What to Include vs. Avoid
| Element | Do Include | Don’t Include |
|---|---|---|
| Background | Relevant education and experiences | Childhood, hobbies, personal life |
| Accomplishments | Quantified results and specific projects | Vague claims (“I’m a hard worker”) |
| Motivation | Specific reasons for the firm and role | Generic statements about “passion” |
| Tone | Confident but not arrogant | Apologetic or overly humble |
| Length | 60–90 seconds, structured and polished | 5-minute monologue or 15-second blurb |
Examples by Role
Investment Banking
Emphasize analytical skills, deal exposure, and work ethic. Mention modeling experience, client interaction, and why the specific bank’s platform appeals to you. Reference any sector focus if relevant.
Private Equity
Highlight investment judgment, operational thinking, and sourcing skills. If coming from banking, explain what specific IB skills translate to PE and why you want to move to the buy side. Show intellectual curiosity about businesses.
Hedge Fund
Lead with investment ideas and analytical thinking. Mention any stock pitches or investment experience. Hedge funds want to know you can generate and defend independent investment ideas.
Common Mistakes
Rambling is the number one killer. Going over 2 minutes signals poor communication skills. Being too generic (“I’ve always loved the markets”) lacks credibility. Failing to mention the specific firm or role makes you seem unprepared. Reciting your resume bullet by bullet bores the interviewer — they already read it. And starting with “Well, where do I begin?” wastes precious time and sounds unprepared.
How to Practice
Write out your answer, then practice delivering it out loud until it feels natural — not scripted. Record yourself and listen back. Time it (aim for 75 seconds). Practice with friends who can give honest feedback. Adapt the “future” section for each firm you interview with.
Key Takeaways
- Use the Past → Present → Future framework and keep your answer to 60–90 seconds.
- Every sentence should demonstrate value or move your narrative forward — cut everything else.
- Plant hooks that invite follow-up questions in areas where you’re strongest.
- Customize the “future” section for each firm — mention something specific about their platform, deals, or culture.
- Practice out loud until delivery feels natural. Record yourself and refine based on what you hear.
Frequently Asked Questions
Should my answer be different for a phone screen vs. a Superday?
The structure stays the same, but Superday answers should be slightly more polished and firm-specific. You’ll likely give this answer 4–5 times on Superday to different interviewers, so be consistent but not robotic. Adjust nuances based on who you’re talking to (MD vs. analyst, different coverage groups).
What if I’m switching careers into finance?
Acknowledge your non-traditional background but frame it as an asset. Explain what specific experience sparked your interest in finance and what concrete steps you’ve taken to prepare (courses, certifications like the CFA, networking, self-study). Show that you’re committed, not just curious.
How do I answer if I have no finance experience?
Focus on transferable skills: analytical thinking, quantitative coursework, attention to detail, teamwork under pressure. Mention relevant activities like investment clubs, stock pitch competitions, or self-directed learning.

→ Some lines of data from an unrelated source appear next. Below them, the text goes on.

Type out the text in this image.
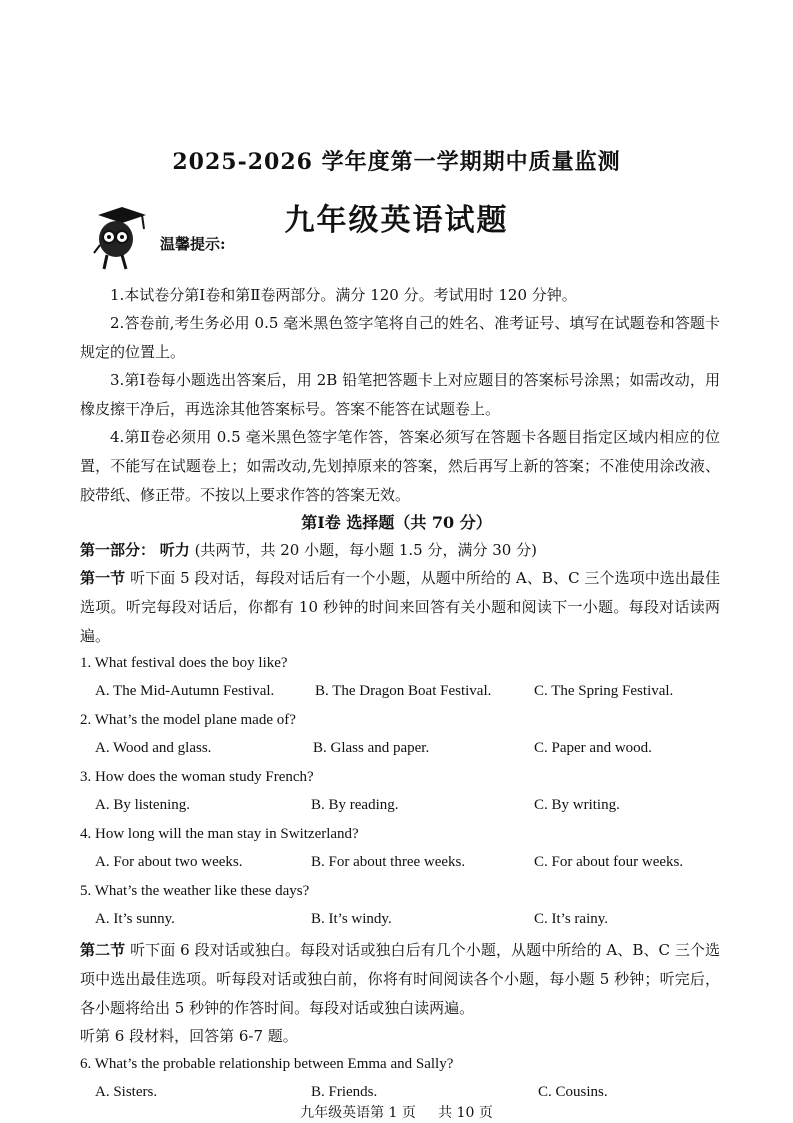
2025-2026 学年度第一学期期中质量监测
九年级英语试题
温馨提示:
1.本试卷分第Ⅰ卷和第Ⅱ卷两部分。满分 120 分。考试用时 120 分钟。
2.答卷前,考生务必用 0.5 毫米黑色签字笔将自己的姓名、准考证号、填写在试题卷和答题卡规定的位置上。
3.第Ⅰ卷每小题选出答案后，用 2B 铅笔把答题卡上对应题目的答案标号涂黑；如需改动，用橡皮擦干净后，再选涂其他答案标号。答案不能答在试题卷上。
4.第Ⅱ卷必须用 0.5 毫米黑色签字笔作答，答案必须写在答题卡各题目指定区域内相应的位置，不能写在试题卷上；如需改动,先划掉原来的答案，然后再写上新的答案；不准使用涂改液、胶带纸、修正带。不按以上要求作答的答案无效。
第Ⅰ卷 选择题（共 70 分）
第一部分： 听力 (共两节，共 20 小题，每小题 1.5 分，满分 30 分)
第一节 听下面 5 段对话，每段对话后有一个小题，从题中所给的 A、B、C 三个选项中选出最佳选项。听完每段对话后，你都有 10 秒钟的时间来回答有关小题和阅读下一小题。每段对话读两遍。
1. What festival does the boy like?
A. The Mid-Autumn Festival.	B. The Dragon Boat Festival.	C. The Spring Festival.
2. What’s the model plane made of?
A. Wood and glass.	B. Glass and paper.	C. Paper and wood.
3. How does the woman study French?
A. By listening.	B. By reading.	C. By writing.
4. How long will the man stay in Switzerland?
A. For about two weeks.	B. For about three weeks.	C. For about four weeks.
5. What’s the weather like these days?
A. It’s sunny.	B. It’s windy.	C. It’s rainy.
第二节 听下面 6 段对话或独白。每段对话或独白后有几个小题，从题中所给的 A、B、C 三个选项中选出最佳选项。听每段对话或独白前，你将有时间阅读各个小题，每小题 5 秒钟；听完后，各小题将给出 5 秒钟的作答时间。每段对话或独白读两遍。
听第 6 段材料，回答第 6-7 题。
6. What’s the probable relationship between Emma and Sally?
A. Sisters.	B. Friends.	C. Cousins.
九年级英语第 1 页 共 10 页
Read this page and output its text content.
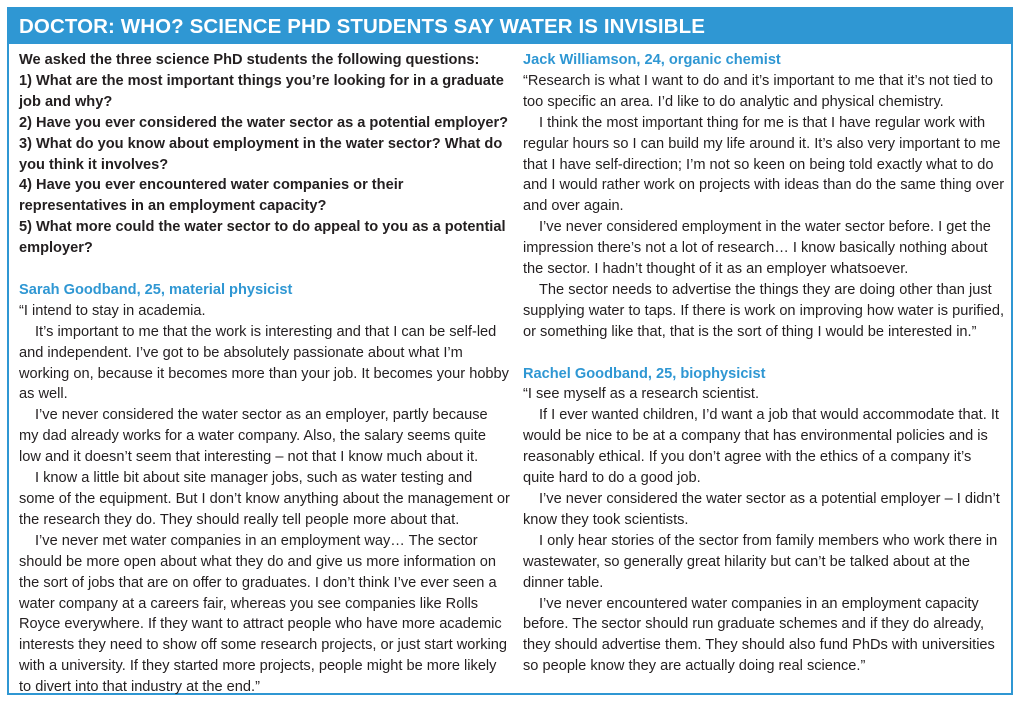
DOCTOR: WHO? SCIENCE PHD STUDENTS SAY WATER IS INVISIBLE

We asked the three science PhD students the following questions:

1) What are the most important things you’re looking for in a graduate job and why?

2) Have you ever considered the water sector as a potential employer?

3) What do you know about employment in the water sector? What do you think it involves?

4) Have you ever encountered water companies or their representatives in an employment capacity?

5) What more could the water sector to do appeal to you as a potential employer?

Sarah Goodband, 25, material physicist

“I intend to stay in academia.

It’s important to me that the work is interesting and that I can be self-led and independent. I’ve got to be absolutely passionate about what I’m working on, because it becomes more than your job. It becomes your hobby as well.

I’ve never considered the water sector as an employer, partly because my dad already works for a water company. Also, the salary seems quite low and it doesn’t seem that interesting – not that I know much about it.

I know a little bit about site manager jobs, such as water testing and some of the equipment. But I don’t know anything about the management or the research they do. They should really tell people more about that.

I’ve never met water companies in an employment way… The sector should be more open about what they do and give us more information on the sort of jobs that are on offer to graduates. I don’t think I’ve ever seen a water company at a careers fair, whereas you see companies like Rolls Royce everywhere. If they want to attract people who have more academic interests they need to show off some research projects, or just start working with a university. If they started more projects, people might be more likely to divert into that industry at the end.”

Jack Williamson, 24, organic chemist

“Research is what I want to do and it’s important to me that it’s not tied to too specific an area. I’d like to do analytic and physical chemistry.

I think the most important thing for me is that I have regular work with regular hours so I can build my life around it. It’s also very important to me that I have self-direction; I’m not so keen on being told exactly what to do and I would rather work on projects with ideas than do the same thing over and over again.

I’ve never considered employment in the water sector before. I get the impression there’s not a lot of research… I know basically nothing about the sector. I hadn’t thought of it as an employer whatsoever.

The sector needs to advertise the things they are doing other than just supplying water to taps. If there is work on improving how water is purified, or something like that, that is the sort of thing I would be interested in.”

Rachel Goodband, 25, biophysicist

“I see myself as a research scientist.

If I ever wanted children, I’d want a job that would accommodate that. It would be nice to be at a company that has environmental policies and is reasonably ethical. If you don’t agree with the ethics of a company it’s quite hard to do a good job.

I’ve never considered the water sector as a potential employer – I didn’t know they took scientists.

I only hear stories of the sector from family members who work there in wastewater, so generally great hilarity but can’t be talked about at the dinner table.

I’ve never encountered water companies in an employment capacity before. The sector should run graduate schemes and if they do already, they should advertise them. They should also fund PhDs with universities so people know they are actually doing real science.”
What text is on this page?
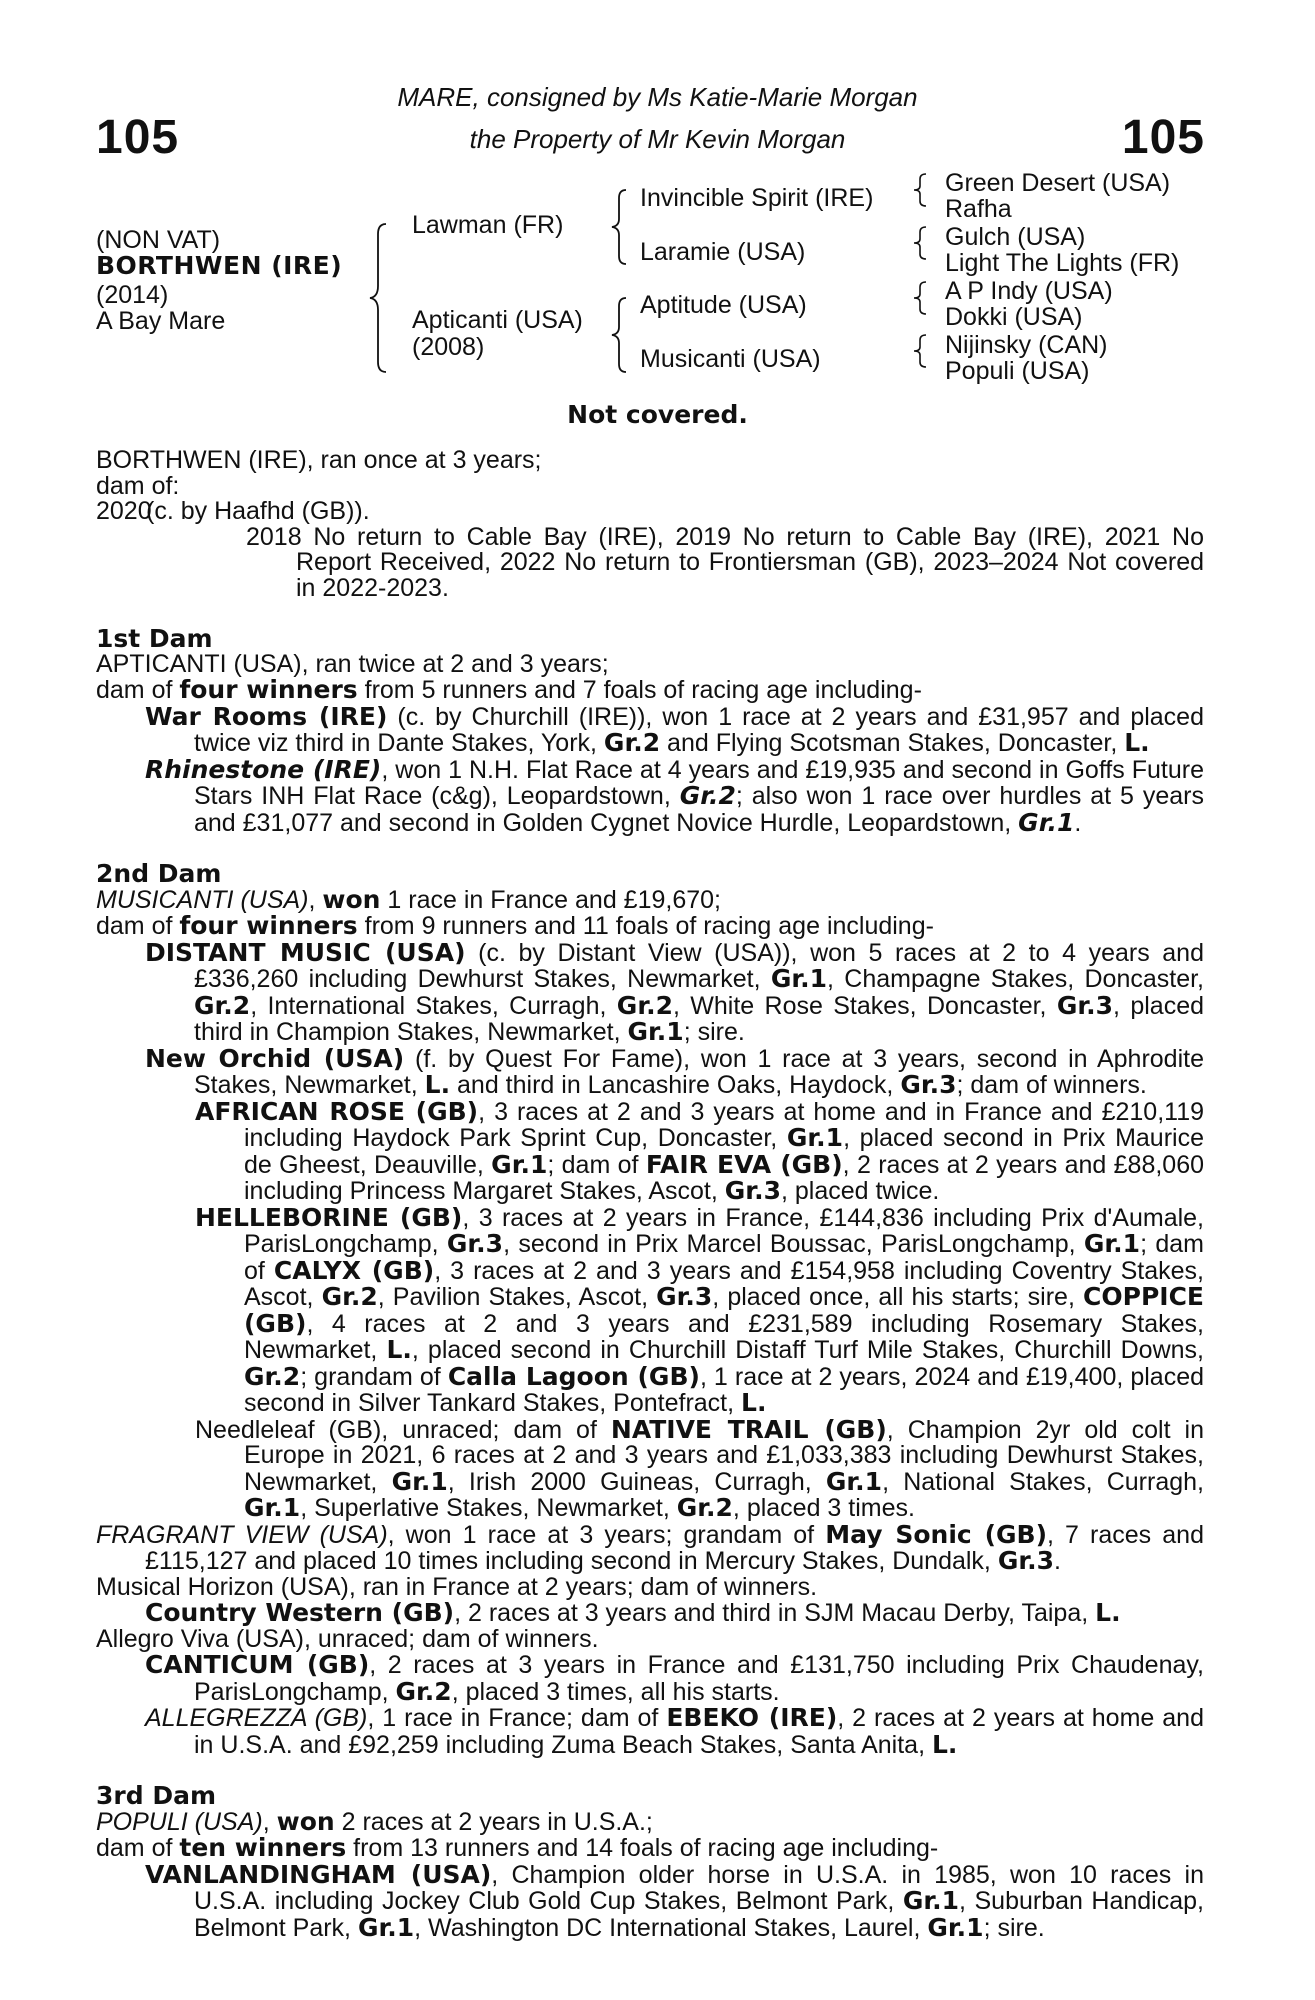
105	105
MARE, consigned by Ms Katie-Marie Morgan
the Property of Mr Kevin Morgan
(NON VAT)
BORTHWEN (IRE)
(2014)
A Bay Mare
Lawman (FR)
Apticanti (USA)
(2008)
Invincible Spirit (IRE)
Laramie (USA)
Aptitude (USA)
Musicanti (USA)
Green Desert (USA)
Rafha
Gulch (USA)
Light The Lights (FR)
A P Indy (USA)
Dokki (USA)
Nijinsky (CAN)
Populi (USA)
Not covered.

BORTHWEN (IRE), ran once at 3 years;

dam of:

2020(c. by Haafhd (GB)).

2018 No return to Cable Bay (IRE), 2019 No return to Cable Bay (IRE), 2021 No Report Received, 2022 No return to Frontiersman (GB), 2023–2024 Not covered in 2022-2023.

1st Dam

APTICANTI (USA), ran twice at 2 and 3 years;

dam of four winners from 5 runners and 7 foals of racing age including-

War Rooms (IRE) (c. by Churchill (IRE)), won 1 race at 2 years and £31,957 and placed twice viz third in Dante Stakes, York, Gr.2 and Flying Scotsman Stakes, Doncaster, L.

Rhinestone (IRE), won 1 N.H. Flat Race at 4 years and £19,935 and second in Goffs Future Stars INH Flat Race (c&g), Leopardstown, Gr.2; also won 1 race over hurdles at 5 years and £31,077 and second in Golden Cygnet Novice Hurdle, Leopardstown, Gr.1.

2nd Dam

MUSICANTI (USA), won 1 race in France and £19,670;

dam of four winners from 9 runners and 11 foals of racing age including-

DISTANT MUSIC (USA) (c. by Distant View (USA)), won 5 races at 2 to 4 years and £336,260 including Dewhurst Stakes, Newmarket, Gr.1, Champagne Stakes, Doncaster, Gr.2, International Stakes, Curragh, Gr.2, White Rose Stakes, Doncaster, Gr.3, placed third in Champion Stakes, Newmarket, Gr.1; sire.

New Orchid (USA) (f. by Quest For Fame), won 1 race at 3 years, second in Aphrodite Stakes, Newmarket, L. and third in Lancashire Oaks, Haydock, Gr.3; dam of winners.

AFRICAN ROSE (GB), 3 races at 2 and 3 years at home and in France and £210,119 including Haydock Park Sprint Cup, Doncaster, Gr.1, placed second in Prix Maurice de Gheest, Deauville, Gr.1; dam of FAIR EVA (GB), 2 races at 2 years and £88,060 including Princess Margaret Stakes, Ascot, Gr.3, placed twice.

HELLEBORINE (GB), 3 races at 2 years in France, £144,836 including Prix d'Aumale, ParisLongchamp, Gr.3, second in Prix Marcel Boussac, ParisLongchamp, Gr.1; dam of CALYX (GB), 3 races at 2 and 3 years and £154,958 including Coventry Stakes, Ascot, Gr.2, Pavilion Stakes, Ascot, Gr.3, placed once, all his starts; sire, COPPICE (GB), 4 races at 2 and 3 years and £231,589 including Rosemary Stakes, Newmarket, L., placed second in Churchill Distaff Turf Mile Stakes, Churchill Downs, Gr.2; grandam of Calla Lagoon (GB), 1 race at 2 years, 2024 and £19,400, placed second in Silver Tankard Stakes, Pontefract, L.

Needleleaf (GB), unraced; dam of NATIVE TRAIL (GB), Champion 2yr old colt in Europe in 2021, 6 races at 2 and 3 years and £1,033,383 including Dewhurst Stakes, Newmarket, Gr.1, Irish 2000 Guineas, Curragh, Gr.1, National Stakes, Curragh, Gr.1, Superlative Stakes, Newmarket, Gr.2, placed 3 times.

FRAGRANT VIEW (USA), won 1 race at 3 years; grandam of May Sonic (GB), 7 races and £115,127 and placed 10 times including second in Mercury Stakes, Dundalk, Gr.3.

Musical Horizon (USA), ran in France at 2 years; dam of winners.

Country Western (GB), 2 races at 3 years and third in SJM Macau Derby, Taipa, L.

Allegro Viva (USA), unraced; dam of winners.

CANTICUM (GB), 2 races at 3 years in France and £131,750 including Prix Chaudenay, ParisLongchamp, Gr.2, placed 3 times, all his starts.

ALLEGREZZA (GB), 1 race in France; dam of EBEKO (IRE), 2 races at 2 years at home and in U.S.A. and £92,259 including Zuma Beach Stakes, Santa Anita, L.

3rd Dam

POPULI (USA), won 2 races at 2 years in U.S.A.;

dam of ten winners from 13 runners and 14 foals of racing age including-

VANLANDINGHAM (USA), Champion older horse in U.S.A. in 1985, won 10 races in U.S.A. including Jockey Club Gold Cup Stakes, Belmont Park, Gr.1, Suburban Handicap, Belmont Park, Gr.1, Washington DC International Stakes, Laurel, Gr.1; sire.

Your story is about potential and trajectory, not existing credentials.
Is it okay to mention personal interests?
Only if they’re directly relevant or genuinely interesting to the interviewer. “I trade options in my personal account” is relevant for a trading role. “I enjoy hiking” adds nothing. Space is limited — use it for high-impact content.
What if the interviewer doesn’t ask “tell me about yourself” first?
They might ask a variant: “Walk me through your resume,” “Why are you here today?” or “What’s your background?” Your Past → Present → Future framework works for all of these. The content stays the same; only the opening line changes slightly.